Литмир - Электронная Библиотека
A
A

Однако постепенно и неизбежно она прониклась ощущением несвободы; в конце концов, за ней постоянно следили, её постоянно тестировали и к тому же ей не разрешали выходить за пределы сада. Оправдание, естественно, было медицинским. И всё же едва пациент или пациентка начинают выздоравливать, им не терпится послать к чертям все добрые советы. Это нас в общем-то беспокоило, но Хенникер постоянно находилась при Иоланте и следила за её перемещениями. Она же сообщила нам о том, что Иоланта спрашивала, нельзя ли ей сходить в деревню, и была раздосадована запретом доктора Маршана. Потом она попросила разрешения у самого Маршана, и, должен признаться, причины, которые он выдвинул для своего отказа, показались мне надуманными и в высшей степени неизобретательными.
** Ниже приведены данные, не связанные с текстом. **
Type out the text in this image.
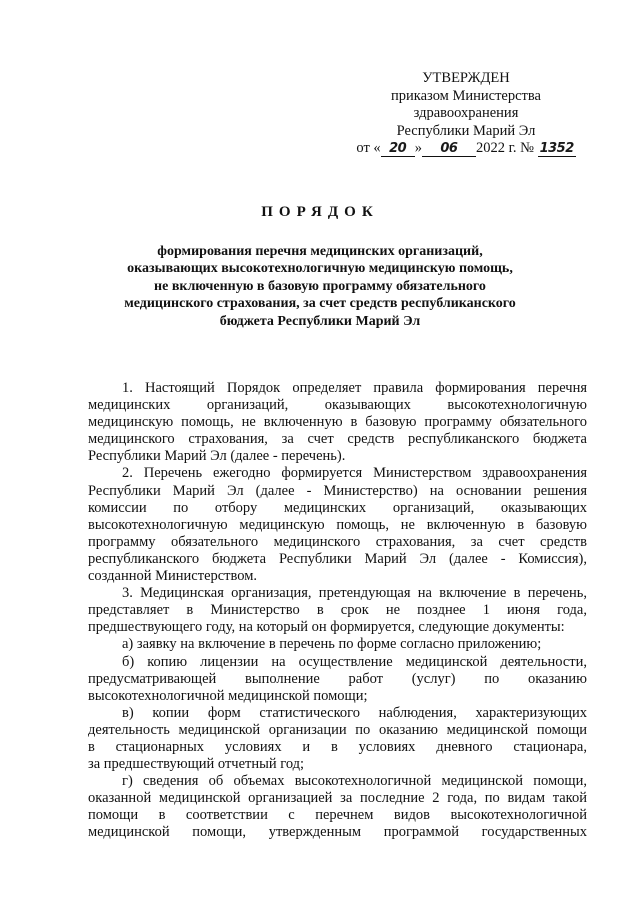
УТВЕРЖДЕН
приказом Министерства
здравоохранения
Республики Марий Эл
от « 20 » 06 2022 г. № 1352
ПОРЯДОК
формирования перечня медицинских организаций,
оказывающих высокотехнологичную медицинскую помощь,
не включенную в базовую программу обязательного
медицинского страхования, за счет средств республиканского
бюджета Республики Марий Эл
1. Настоящий Порядок определяет правила формирования перечня
медицинских организаций, оказывающих высокотехнологичную
медицинскую помощь, не включенную в базовую программу обязательного
медицинского страхования, за счет средств республиканского бюджета
Республики Марий Эл (далее - перечень).
2. Перечень ежегодно формируется Министерством здравоохранения
Республики Марий Эл (далее - Министерство) на основании решения
комиссии по отбору медицинских организаций, оказывающих
высокотехнологичную медицинскую помощь, не включенную в базовую
программу обязательного медицинского страхования, за счет средств
республиканского бюджета Республики Марий Эл (далее - Комиссия),
созданной Министерством.
3. Медицинская организация, претендующая на включение в перечень,
представляет в Министерство в срок не позднее 1 июня года,
предшествующего году, на который он формируется, следующие документы:
а) заявку на включение в перечень по форме согласно приложению;
б) копию лицензии на осуществление медицинской деятельности,
предусматривающей выполнение работ (услуг) по оказанию
высокотехнологичной медицинской помощи;
в) копии форм статистического наблюдения, характеризующих
деятельность медицинской организации по оказанию медицинской помощи
в стационарных условиях и в условиях дневного стационара,
за предшествующий отчетный год;
г) сведения об объемах высокотехнологичной медицинской помощи,
оказанной медицинской организацией за последние 2 года, по видам такой
помощи в соответствии с перечнем видов высокотехнологичной
медицинской помощи, утвержденным программой государственных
— Мы проигрываем сражение, — сказал я. — Она с такой скоростью проходит тестирование, что не понимаю, как мы сможем держать её взаперти, не вызывая подозрений. А почему бы нам, собственно, не выпускать её понемножку, но, конечно же, в сопровождении; слишком она дорого стоила, чтобы её потерять или получить обратно искалеченной.

В этот период Джулиан решил встретиться с ней наедине и провёл много долгих часов в загородном доме, беседуя с ней; я слышал, как он мерил шагами её комнату. Однажды его обычно тихий голос возвысился до крика, как будто его что-то разозлило; в другой раз мне показалось, будто она плачет. Не будешь же вмешиваться. В Женеве я просматривал еженедельник и обнаружил фотографию игорного заведения «У Гюнтера» — шла игра в баккара; к моему удивлению, там был Джулиан в смокинге, и рядом с ним, плечом к плечу, стояла, с большим интересом наблюдая за игрой, Иоланта в парике. Едва возвратившись, я позвонил Джулиану, и он подтвердил, что с согласия Маршана возил Иоланту повеселиться.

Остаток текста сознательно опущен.